The production on at the Bord Gáis Energy Theatre until the 17th of June started life in the West End and was produced by Bill Kenwright. On the opening night (7th of June) the lead role was taken by Natalie Langston, substituting Emma Hatton reportedly having tonsillitis.
The show as a whole progressed as a well oiled entertaining machine, with good settings, realistic costumes, effective lighting and smooth dancing.
Now, it’s true that, in musicals, the focus is not exclusively on the singing. As American composer Stephen Sondheim put it: “It’s about the expectation of the audience. When it’s on Broadway people expect mediocre singing and good acting; when it’s in an opera house people expect mediocre acting and good singing.”
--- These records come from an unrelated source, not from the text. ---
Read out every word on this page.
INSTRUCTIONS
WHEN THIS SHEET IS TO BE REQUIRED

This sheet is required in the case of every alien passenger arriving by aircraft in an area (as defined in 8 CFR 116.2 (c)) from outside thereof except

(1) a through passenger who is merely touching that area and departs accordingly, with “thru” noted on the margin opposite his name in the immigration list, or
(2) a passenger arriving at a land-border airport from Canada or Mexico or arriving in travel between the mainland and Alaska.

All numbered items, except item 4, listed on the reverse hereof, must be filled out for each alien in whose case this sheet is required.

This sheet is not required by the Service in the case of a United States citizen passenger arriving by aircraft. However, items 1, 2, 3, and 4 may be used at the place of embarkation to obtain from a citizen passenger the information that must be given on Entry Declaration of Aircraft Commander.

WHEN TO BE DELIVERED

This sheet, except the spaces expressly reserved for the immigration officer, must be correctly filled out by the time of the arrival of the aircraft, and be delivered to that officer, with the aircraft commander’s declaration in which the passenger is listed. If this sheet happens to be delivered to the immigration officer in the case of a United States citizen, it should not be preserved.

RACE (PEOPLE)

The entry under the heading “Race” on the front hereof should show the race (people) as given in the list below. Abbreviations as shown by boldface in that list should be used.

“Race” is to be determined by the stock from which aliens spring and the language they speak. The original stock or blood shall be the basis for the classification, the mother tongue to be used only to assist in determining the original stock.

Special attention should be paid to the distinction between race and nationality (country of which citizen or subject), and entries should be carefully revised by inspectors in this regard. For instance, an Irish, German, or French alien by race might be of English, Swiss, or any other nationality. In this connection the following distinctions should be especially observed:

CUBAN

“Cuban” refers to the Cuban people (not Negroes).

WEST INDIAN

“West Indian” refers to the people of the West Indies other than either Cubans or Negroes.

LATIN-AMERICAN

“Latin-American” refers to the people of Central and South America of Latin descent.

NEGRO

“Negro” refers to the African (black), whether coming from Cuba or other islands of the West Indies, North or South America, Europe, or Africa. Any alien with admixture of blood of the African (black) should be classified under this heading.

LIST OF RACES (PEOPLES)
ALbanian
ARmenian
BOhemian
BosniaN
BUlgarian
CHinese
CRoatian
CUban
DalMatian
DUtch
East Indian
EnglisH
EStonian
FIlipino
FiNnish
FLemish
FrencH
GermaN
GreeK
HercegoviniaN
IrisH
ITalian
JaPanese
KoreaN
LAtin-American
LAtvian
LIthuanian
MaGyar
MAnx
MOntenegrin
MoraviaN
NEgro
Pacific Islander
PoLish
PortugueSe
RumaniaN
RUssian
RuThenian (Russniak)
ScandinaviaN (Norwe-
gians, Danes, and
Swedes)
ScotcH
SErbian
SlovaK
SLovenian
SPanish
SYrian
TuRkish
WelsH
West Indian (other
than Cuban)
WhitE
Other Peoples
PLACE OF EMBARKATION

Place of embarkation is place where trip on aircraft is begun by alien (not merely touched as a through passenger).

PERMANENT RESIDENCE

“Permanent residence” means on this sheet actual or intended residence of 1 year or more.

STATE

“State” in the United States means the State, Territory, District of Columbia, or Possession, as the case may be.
Still the singing should, at a minimum, flow smoothly and seamlessly sustain the plot and the visual elements of the show. That wasn’t the case with Langston’s Eva. Natalie Langston has a distinctively warm and powerful voice, but she struggled with this demanding role that requires a very broad vocal range. The struggle was particularly evident in the falsetto singing, as well as in the lower notes and in the recitatives, while when singing in her comfort range she was indeed quite enjoyable and punchy.
The role of the soldier Che (not to be confused with Che Guevara), something in between a meta-theatrical, critical narrator and Eva’s conscience’s personification, was played engagingly by Gian Marco Schiaretti, while Kevin Stephen Jones was a perfect Perón, with his well trained baritone voice.
But there were two minor roles who stole the scene in the evening. The first was that of Magaldi, played by Oscar Balmaseda who, early in the first act showed off his nice tenor voice in the song “On this night of a thousand stars”. The second was that of the Mistress, played by Sarah O’Connor. In her only song (“Another suitcase in another hall”) and only appearance on stage, she managed to effectively convey all the emotion and sadness of the abandoned lover.
Overall, well worth seeing for fans of musical.